Photocatalytic CO2 reduction has sparked significant interest in the generation of chemical fuels through solar energy harvesting. However, the activity, stability and selectivity of products are heavily dependent upon the efficiencies of light harvesting ability, charge migration and surface reactions. Herein, colloidal CdS quantum dots (QDs) have been interfacially engineered with four different capping ligands viz. mercaptoacetic acid (MAA), 3-mercaptopropanoic acid (MPA), l-cysteine (LC) and oleic acid (OA). Compared to other ligands, MAA functionalization introduces deep trap states by developing interactions with the surface Cd atoms.
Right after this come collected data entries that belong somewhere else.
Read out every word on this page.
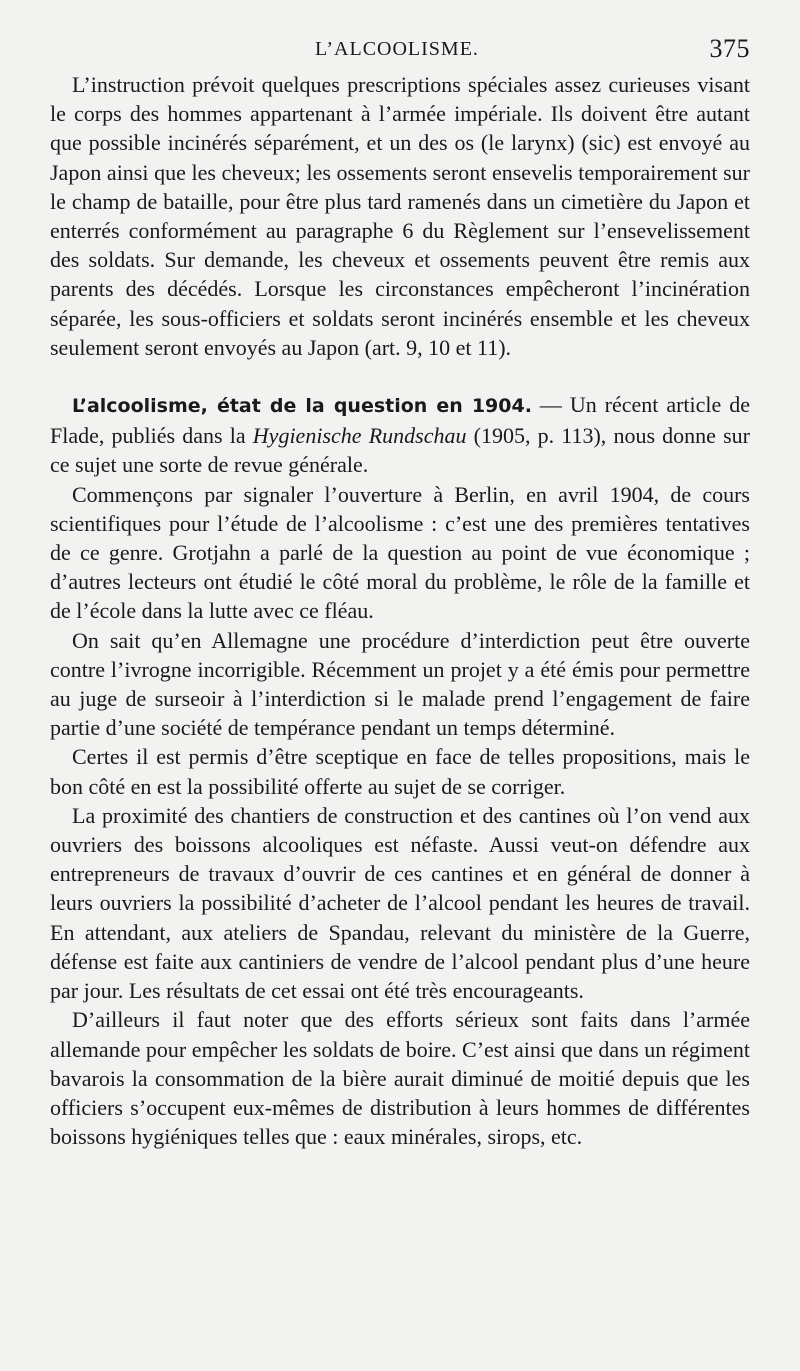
L’ALCOOLISME.	375

L’instruction prévoit quelques prescriptions spéciales assez curieuses visant le corps des hommes appartenant à l’armée impériale. Ils doivent être autant que possible incinérés séparément, et un des os (le larynx) (sic) est envoyé au Japon ainsi que les cheveux; les ossements seront ensevelis temporairement sur le champ de bataille, pour être plus tard ramenés dans un cimetière du Japon et enterrés conformément au paragraphe 6 du Règlement sur l’ensevelissement des soldats. Sur demande, les cheveux et ossements peuvent être remis aux parents des décédés. Lorsque les circonstances empêcheront l’incinération séparée, les sous-officiers et soldats seront incinérés ensemble et les cheveux seulement seront envoyés au Japon (art. 9, 10 et 11).

L’alcoolisme, état de la question en 1904. — Un récent article de Flade, publiés dans la Hygienische Rundschau (1905, p. 113), nous donne sur ce sujet une sorte de revue générale.

Commençons par signaler l’ouverture à Berlin, en avril 1904, de cours scientifiques pour l’étude de l’alcoolisme : c’est une des premières tentatives de ce genre. Grotjahn a parlé de la question au point de vue économique ; d’autres lecteurs ont étudié le côté moral du problème, le rôle de la famille et de l’école dans la lutte avec ce fléau.

On sait qu’en Allemagne une procédure d’interdiction peut être ouverte contre l’ivrogne incorrigible. Récemment un projet y a été émis pour permettre au juge de surseoir à l’interdiction si le malade prend l’engagement de faire partie d’une société de tempérance pendant un temps déterminé.

Certes il est permis d’être sceptique en face de telles propositions, mais le bon côté en est la possibilité offerte au sujet de se corriger.

La proximité des chantiers de construction et des cantines où l’on vend aux ouvriers des boissons alcooliques est néfaste. Aussi veut-on défendre aux entrepreneurs de travaux d’ouvrir de ces cantines et en général de donner à leurs ouvriers la possibilité d’acheter de l’alcool pendant les heures de travail. En attendant, aux ateliers de Spandau, relevant du ministère de la Guerre, défense est faite aux cantiniers de vendre de l’alcool pendant plus d’une heure par jour. Les résultats de cet essai ont été très encourageants.

D’ailleurs il faut noter que des efforts sérieux sont faits dans l’armée allemande pour empêcher les soldats de boire. C’est ainsi que dans un régiment bavarois la consommation de la bière aurait diminué de moitié depuis que les officiers s’occupent eux-mêmes de distribution à leurs hommes de différentes boissons hygiéniques telles que : eaux minérales, sirops, etc.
These states enhance the lifetime of photogenerated electrons for substantial CO2 reduction with an activity of approximately 2120 mol g(-1) h(-1). Computational analysis suggests the rate of electron transfer to CO2 from CdS QDs is much faster as compared to the nuclear degrees of freedom, and the bending angle of CO2 enhances electron transfer. The maximum electron transfer efficiency was observed at the bent angle of 130 degrees. The bent geometry is supported by the surface proton shutter provided by the acid group of the thiol/acid bifunctional ligand. This work tries to comprehend the crucial effect of ligand-induced deep trap states and change in the bending angle of CO2, which makes the C-Cd distance shorter and significantly promotes the photocatalytic reduction of CO2 to formaldehyde.